Die Antwort liegt nicht nur in der Ware, sondern in der ganzen Verpackung des Erlebnisses. Søstrene Grene verkauft nicht bloß Kerzenhalter, Schreibwaren oder Körbe. Es verkauft Ruhe, Stil, Farbwelt, Haptik, Atmosphäre und das Gefühl, gerade etwas Schöneres als den üblichen Innenstadtkram gekauft zu haben. Man bezahlt also nicht nur den Gegenstand, sondern auch die Inszenierung drumherum.
Das ist übrigens kein Vorwurf, sondern das Geschäftsmodell. Und es funktioniert. Während Pepco, Tedi oder ähnliche Läden oft klar über den Preis laufen, setzt Søstrene Grene stärker auf den Mix aus Erschwinglichkeit und ästhetischem Mehrwert. Die Sachen sollen nicht unerschwinglich wirken, aber eben auch nicht nach bloßem Billigkauf aussehen.
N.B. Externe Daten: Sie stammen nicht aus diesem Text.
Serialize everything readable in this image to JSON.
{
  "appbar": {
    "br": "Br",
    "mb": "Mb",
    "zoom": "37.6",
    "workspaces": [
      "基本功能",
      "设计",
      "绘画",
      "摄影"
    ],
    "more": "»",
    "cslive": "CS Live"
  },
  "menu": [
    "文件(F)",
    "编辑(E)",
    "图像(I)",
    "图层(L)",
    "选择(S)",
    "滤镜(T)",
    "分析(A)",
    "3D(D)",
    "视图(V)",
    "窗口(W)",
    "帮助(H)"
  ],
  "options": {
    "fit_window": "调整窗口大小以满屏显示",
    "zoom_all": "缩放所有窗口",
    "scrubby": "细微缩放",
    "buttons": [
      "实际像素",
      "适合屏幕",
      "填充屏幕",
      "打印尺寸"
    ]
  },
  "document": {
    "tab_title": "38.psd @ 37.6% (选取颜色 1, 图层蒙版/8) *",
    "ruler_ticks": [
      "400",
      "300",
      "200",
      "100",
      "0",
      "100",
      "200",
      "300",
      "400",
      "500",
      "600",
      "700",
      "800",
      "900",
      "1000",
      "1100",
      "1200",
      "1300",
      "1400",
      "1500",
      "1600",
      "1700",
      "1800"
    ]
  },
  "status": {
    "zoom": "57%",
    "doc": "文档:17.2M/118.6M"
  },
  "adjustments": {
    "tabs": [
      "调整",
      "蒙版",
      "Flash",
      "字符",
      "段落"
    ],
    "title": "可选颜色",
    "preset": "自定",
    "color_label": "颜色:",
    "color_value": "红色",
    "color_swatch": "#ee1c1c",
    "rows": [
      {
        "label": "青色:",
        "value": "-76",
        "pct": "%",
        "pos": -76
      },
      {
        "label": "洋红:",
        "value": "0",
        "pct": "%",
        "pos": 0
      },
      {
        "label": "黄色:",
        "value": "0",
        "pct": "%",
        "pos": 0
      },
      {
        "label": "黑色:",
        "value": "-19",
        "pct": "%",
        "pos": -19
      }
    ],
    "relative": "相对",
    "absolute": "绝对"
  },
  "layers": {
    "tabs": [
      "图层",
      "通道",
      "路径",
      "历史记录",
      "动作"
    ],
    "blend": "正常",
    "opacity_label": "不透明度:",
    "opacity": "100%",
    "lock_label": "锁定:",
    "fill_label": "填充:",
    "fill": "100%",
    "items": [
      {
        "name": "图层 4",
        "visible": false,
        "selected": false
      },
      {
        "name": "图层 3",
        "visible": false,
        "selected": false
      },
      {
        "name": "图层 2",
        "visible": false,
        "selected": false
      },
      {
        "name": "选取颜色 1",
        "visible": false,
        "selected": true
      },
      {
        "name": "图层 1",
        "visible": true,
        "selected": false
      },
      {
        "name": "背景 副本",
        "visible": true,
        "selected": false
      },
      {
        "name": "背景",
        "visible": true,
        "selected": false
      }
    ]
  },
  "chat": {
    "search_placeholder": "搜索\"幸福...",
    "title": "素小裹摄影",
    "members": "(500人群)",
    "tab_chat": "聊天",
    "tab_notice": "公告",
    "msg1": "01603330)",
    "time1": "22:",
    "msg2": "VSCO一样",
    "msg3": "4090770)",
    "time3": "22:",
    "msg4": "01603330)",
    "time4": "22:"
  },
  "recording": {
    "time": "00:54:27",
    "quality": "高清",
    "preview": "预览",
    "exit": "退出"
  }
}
Deshalb liegt der Laden für viele irgendwo in dieser Zone, in der man denkt: nicht billig, aber vielleicht noch okay, weil es eben hübscher ist.
Oder anders gesagt: Man zahlt dort auch für das gute Gefühl, gerade keinen Plastikschrott gekauft zu haben, selbst wenn das Produkt am Ende natürlich trotzdem kein dänisches Designwunder aus einer geheimen Werkstatt in Aarhus ist.
Ist Søstrene Grene in Chemnitz also einen Besuch wert?
Das hängt stark davon ab, was man sucht und wie man einkauft.
Wer Freude an Deko, Schreibwaren, kleinen Wohnaccessoires, Bastelmaterial, Geschenkideen und diesem leicht skandinavisch aufgeräumten Stil hat, wird in dem Laden ziemlich sicher etwas finden. Wer gern stöbert und sich auch mal von Präsentation und Atmosphäre einfangen lässt, dürfte verstehen, warum die Eröffnung in Chemnitz so gut ankam.
Wer dagegen zielgerichtet, pragmatisch und ohne Umwege einkauft, könnte sich relativ schnell fragen, warum er jetzt einem vorgegebenen Pfad durch dekorativ drapierten Kleinkram folgt. Für manche ist das hyggelig, für andere einfach eine freundlich beleuchtete Geduldsprobe.
Fazit: Ein gehypter Laden, der mehr Konzept als Überraschung ist
Søstrene Grene in Chemnitz passt gut in das Einkaufszentrum und noch besser in eine Zeit, in der Läden nicht nur Produkte, sondern Stimmungen verkaufen. Der Andrang zur Eröffnung zeigt, dass das Konzept auch hier sofort funktioniert hat. Das liegt an der Mischung aus skandinavischem Image, cleverer Inszenierung, vielen kleinen schönen Dingen und dem Versprechen, dass man dort ein wenig Ruhe, Stil und Inspiration kaufen kann.
Gleichzeitig sollte man den Laden nicht mystifizieren. Am Ende ist er kein magischer Ort, sondern ein sehr gut gebautes Einzelhandelskonzept mit Deko, Bastelzeug, Küchenkram und hübsch arrangiertem Kleinteilhandel. Das kann man mögen. Man kann davon genervt sein. Und beides ist ziemlich nachvollziehbar.
Für Chemnitz ist Søstrene Grene deshalb vor allem eines: kein unscheinbarer Neuzugang, sondern ein Laden, der zeigt, wie viel Wirkung eine Marke entfalten kann, wenn sie selbst Krimskrams noch als kleine Erlebniswelt verkauft.